As a final measure, Defendants rely on ERISA’s legislative history to support their
argument for defensive preemption. In Jones v. LMR Intern., Inc., 457 F.3d 1174 (11th
Cir. 2006), the Eleventh Circuit noted that the legislative history “suggests [ ] the sweep
of ERISA preemption is broad, applying well beyond those subjects covered by ERISA
itself.” Jones, 457 F.3d at 1179-80. Although it acknowledges ERISA’s broad scope of
22
preemption, the Court struggles to extend the scope of ERISA such that it would preempt
any claim possessing vague ties to ERISA. See Shaw v. Delta Air Lines, Inc., 463 U.S.
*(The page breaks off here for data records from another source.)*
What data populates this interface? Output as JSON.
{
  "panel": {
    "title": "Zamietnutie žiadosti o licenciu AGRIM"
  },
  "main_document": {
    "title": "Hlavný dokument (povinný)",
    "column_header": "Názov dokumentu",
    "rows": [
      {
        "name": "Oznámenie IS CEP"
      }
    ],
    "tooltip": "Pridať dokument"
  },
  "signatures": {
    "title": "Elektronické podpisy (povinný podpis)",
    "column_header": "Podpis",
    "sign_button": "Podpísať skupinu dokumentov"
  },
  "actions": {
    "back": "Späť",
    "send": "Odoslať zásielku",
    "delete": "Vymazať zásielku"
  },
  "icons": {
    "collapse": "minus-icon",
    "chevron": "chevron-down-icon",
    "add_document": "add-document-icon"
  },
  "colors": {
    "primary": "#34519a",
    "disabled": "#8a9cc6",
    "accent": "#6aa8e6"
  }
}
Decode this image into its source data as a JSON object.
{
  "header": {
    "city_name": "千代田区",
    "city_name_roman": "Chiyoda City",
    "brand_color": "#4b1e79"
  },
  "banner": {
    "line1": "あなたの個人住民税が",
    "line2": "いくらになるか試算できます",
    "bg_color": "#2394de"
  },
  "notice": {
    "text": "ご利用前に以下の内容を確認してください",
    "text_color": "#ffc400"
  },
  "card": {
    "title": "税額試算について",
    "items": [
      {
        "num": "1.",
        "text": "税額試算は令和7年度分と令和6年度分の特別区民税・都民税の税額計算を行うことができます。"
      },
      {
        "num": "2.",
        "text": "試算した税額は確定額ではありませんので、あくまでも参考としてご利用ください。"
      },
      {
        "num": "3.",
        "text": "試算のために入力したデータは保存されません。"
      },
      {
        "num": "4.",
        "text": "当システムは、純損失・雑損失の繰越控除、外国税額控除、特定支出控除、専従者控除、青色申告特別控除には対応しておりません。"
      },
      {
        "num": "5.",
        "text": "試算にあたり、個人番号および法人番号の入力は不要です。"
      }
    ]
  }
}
85, 100 (1983) (finding that not all state law claims relate to ERISA where it is “too
tenuous, remote, or peripheral a manner to warrant a finding that the law ‘relates to’ the
plan.”). In sum, Counts III and IV are not defensively preempted by ERISA.
In conclusion, based upon de novo review of the applicable case law and the
parties’ arguments and objections, the Court accepts and adopts the Report and
Recommendation.
Accordingly, it is now
ORDERED:
(1) United States Magistrate Judge Mac R. McCoy’s Report and Recommendation
(Doc. 33) is ACCEPTED and ADOPTED, and the findings are incorporated
herein.
(2) Plaintiff Lee Memorial Health System’s Motion to Remand (Doc. 13) is
DENIED.
(3) Defendants Blue Cross and Blue Shield of Florida, Inc., and Horizon Healthcare
Services, Inc. d/b/a Blue Cross Blue Shield of New Jersey, Horizon Blue Cross
and Blue Shield of New Jersey and Horizon BCBSNJ’s Motion to Dismiss (Doc.
9) is GRANTED.
(4) Defendants Blue Cross and Blue Shield of Florida, Inc., and Horizon Healthcare
Services, Inc. d/b/a Blue Cross Blue Shield of New Jersey, Horizon Blue Cross
and Blue Shield of New Jersey and Horizon BCBSNJ’s Motion to Strike
Plaintiff’s Response to Defendants’ Objection to Magistrate Judge’s Report and
23
Recommendation (Doc. 42) is GRANTED. The Clerk is directed to STRIKE
Plaintiff’s Response to Defendants’ Objection to Magistrate Judge’s Report and
Recommendation (Doc. 41).
(5) Plaintiff Lee Memorial Health System may file an amended complaint on or
before April 13, 2017.
DONE and ORDERED in Fort Myers, Florida this 30th day of March, 2017.